Dans un premier roman virtuose en forme de lettre à son père, ‘Le lit au roi’, l’autrice romande Lou van Nijen décortique les mécanismes d’une emprise trouble, qualifiée d' »inceste émotionnel ». Son livre est en lice pour le Prix littéraire de la vocation distinguant des écrivains d’expression française de moins de 30 ans.

C’est l’histoire d’un père impérial. Un barbu plus grand que nature, épris de peinture et de poésie. C’est aussi l’histoire d’un père indigne. Un être colérique, instable et méprisant, incapable de tenir le rôle qu’on attend de lui. Entre les deux, une fille: Léocadie, prise en tenaille entre la loyauté de l’enfance et la défiance de l’adulte qui voit clair dans le jeu de son géniteur.

Cette histoire, Lou van Nijen en sait tous les tourments. Résolument autobiographique, ‘Le lit au roi’ retrace, par un jeu d’adresse au ‘tu’, la spirale mortifère dans laquelle est aspirée cette relation père-fille. Conçu comme une vaste lettre au père, ce premier roman fascine par sa construction subtile, par la diversité rythmique des instantanés qu’il convoque comme autant de pièces à conviction.

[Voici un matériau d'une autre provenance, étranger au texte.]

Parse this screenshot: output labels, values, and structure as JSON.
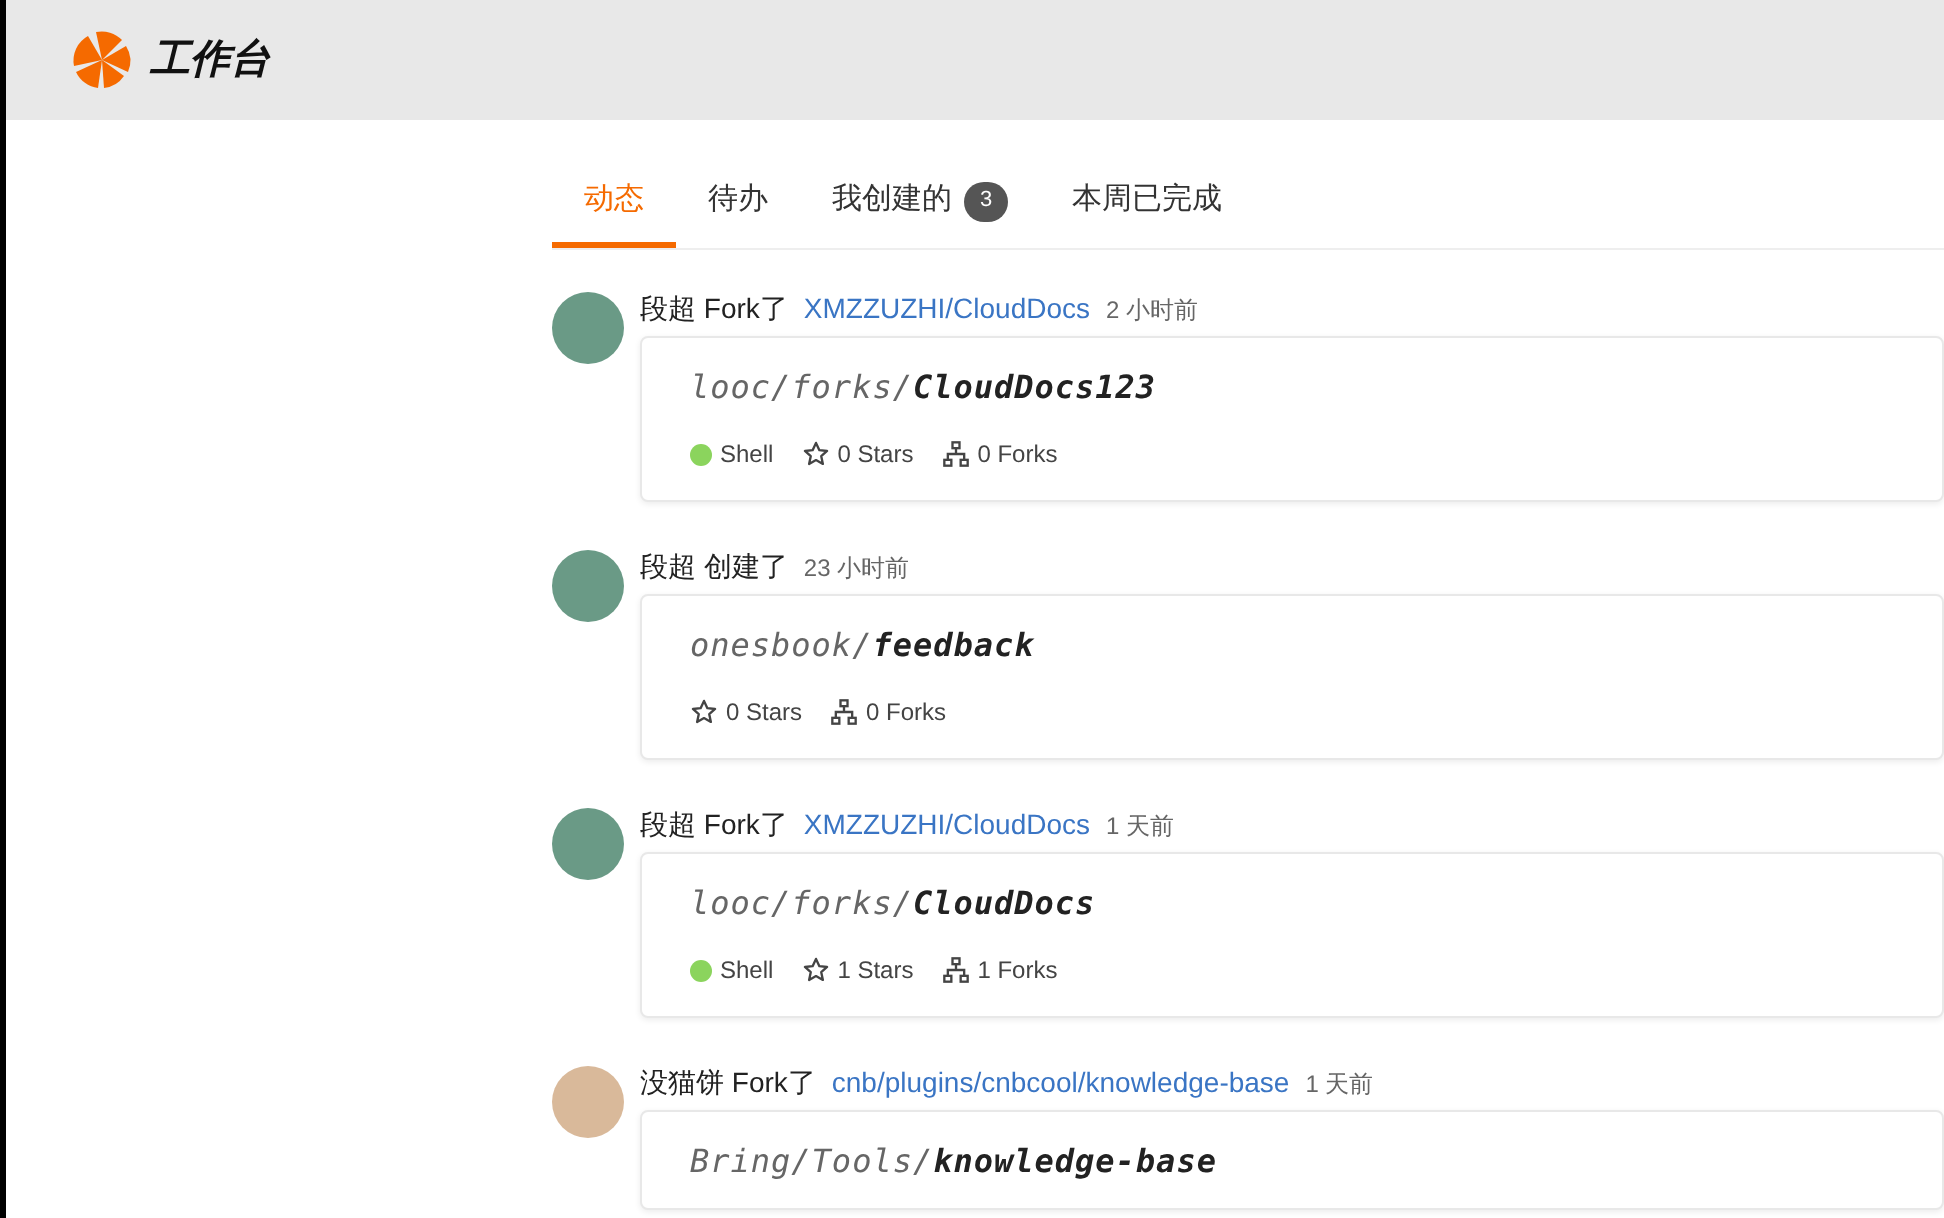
{
  "header": {
    "title": "工作台"
  },
  "tabs": [
    {
      "label": "动态",
      "selected": true
    },
    {
      "label": "待办",
      "selected": false
    },
    {
      "label": "我创建的",
      "badge": "3",
      "selected": false
    },
    {
      "label": "本周已完成",
      "selected": false
    }
  ],
  "events": [
    {
      "user": "段超",
      "action": "Fork了",
      "link": "XMZZUZHI/CloudDocs",
      "time": "2 小时前",
      "repo": {
        "path": "looc/forks/",
        "name": "CloudDocs123",
        "language": {
          "name": "Shell",
          "color": "#8bd45d"
        },
        "stars": "0 Stars",
        "forks": "0 Forks"
      }
    },
    {
      "user": "段超",
      "action": "创建了",
      "time": "23 小时前",
      "repo": {
        "path": "onesbook/",
        "name": "feedback",
        "stars": "0 Stars",
        "forks": "0 Forks"
      }
    },
    {
      "user": "段超",
      "action": "Fork了",
      "link": "XMZZUZHI/CloudDocs",
      "time": "1 天前",
      "repo": {
        "path": "looc/forks/",
        "name": "CloudDocs",
        "language": {
          "name": "Shell",
          "color": "#8bd45d"
        },
        "stars": "1 Stars",
        "forks": "1 Forks"
      }
    },
    {
      "user": "没猫饼",
      "action": "Fork了",
      "link": "cnb/plugins/cnbcool/knowledge-base",
      "time": "1 天前",
      "repo": {
        "path": "Bring/Tools/",
        "name": "knowledge-base"
      }
    }
  ]
}
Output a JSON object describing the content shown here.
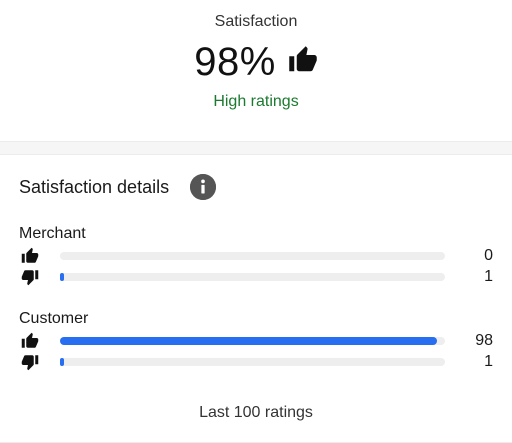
{
  "summary": {
    "label": "Satisfaction",
    "percentage": "98%",
    "rating_word": "High ratings"
  },
  "details": {
    "title": "Satisfaction details",
    "groups": [
      {
        "label": "Merchant",
        "positive": {
          "count": "0",
          "fraction": 0.0
        },
        "negative": {
          "count": "1",
          "fraction": 0.01
        }
      },
      {
        "label": "Customer",
        "positive": {
          "count": "98",
          "fraction": 0.98
        },
        "negative": {
          "count": "1",
          "fraction": 0.01
        }
      }
    ],
    "footer": "Last 100 ratings"
  },
  "colors": {
    "accent_bar": "#276ef1",
    "positive_text": "#1b7a2f",
    "track": "#eeeeee"
  },
  "icons": {
    "thumb_up": "thumbs-up-icon",
    "thumb_down": "thumbs-down-icon",
    "info": "info-icon"
  }
}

Après avoir croisé mon père dans la rue, arrivée chez moi, j’ai commencé à écrire tout ce que j’avais toujours voulu dire à mon père. Au début, j’envisageais ce texte comme une lettre. Je ne l’ai jamais envoyée, mais le ‘tu’ est resté.

Extrait de l’entretien QWERTZ avec Lou van Nijen

Tout commence en Savoie, dans la région de la Chautagne, là où les parents de Léocadie et Léon acquièrent une résidence secondaire au nom vertigineux, La Falaise. Très vite, cette maison de campagne, imaginée pour les week-ends et les vacances, devient le repaire du père, qui y déploie son atelier de peintre et s’installe en seigneur. A l’image de celui qui hante ses murs, ce « géant de pierre » a deux visages: théâtre des souvenirs heureux de l’enfance, il est aussi le lieu de la chute. Chute physique du père, qui tombe de très haut au cours du chantier et manque de se tuer. Chute symbolique, également, l’isolement dans lequel s’abîme progressivement cet homme exacerbant au fil du temps une bipolarité de plus en plus inquiétante.

Inceste émotionnel

Fille aînée, Léocadie devient, au divorce de ses parents, l’objet de toutes les attentes et passions de ce père labile. L’amour qu’il porte à sa fille recèle suffisamment d’ambiguïté, d’absence de garde-fous pour qu’une psychologue décrive à sa mère un phénomène encore méconnu: celui de l’inceste émotionnel, dont Léocadie serait la victime. Mais comment se défait-on d’une telle emprise, quand les termes en sont si nébuleux, les stigmates si furtifs?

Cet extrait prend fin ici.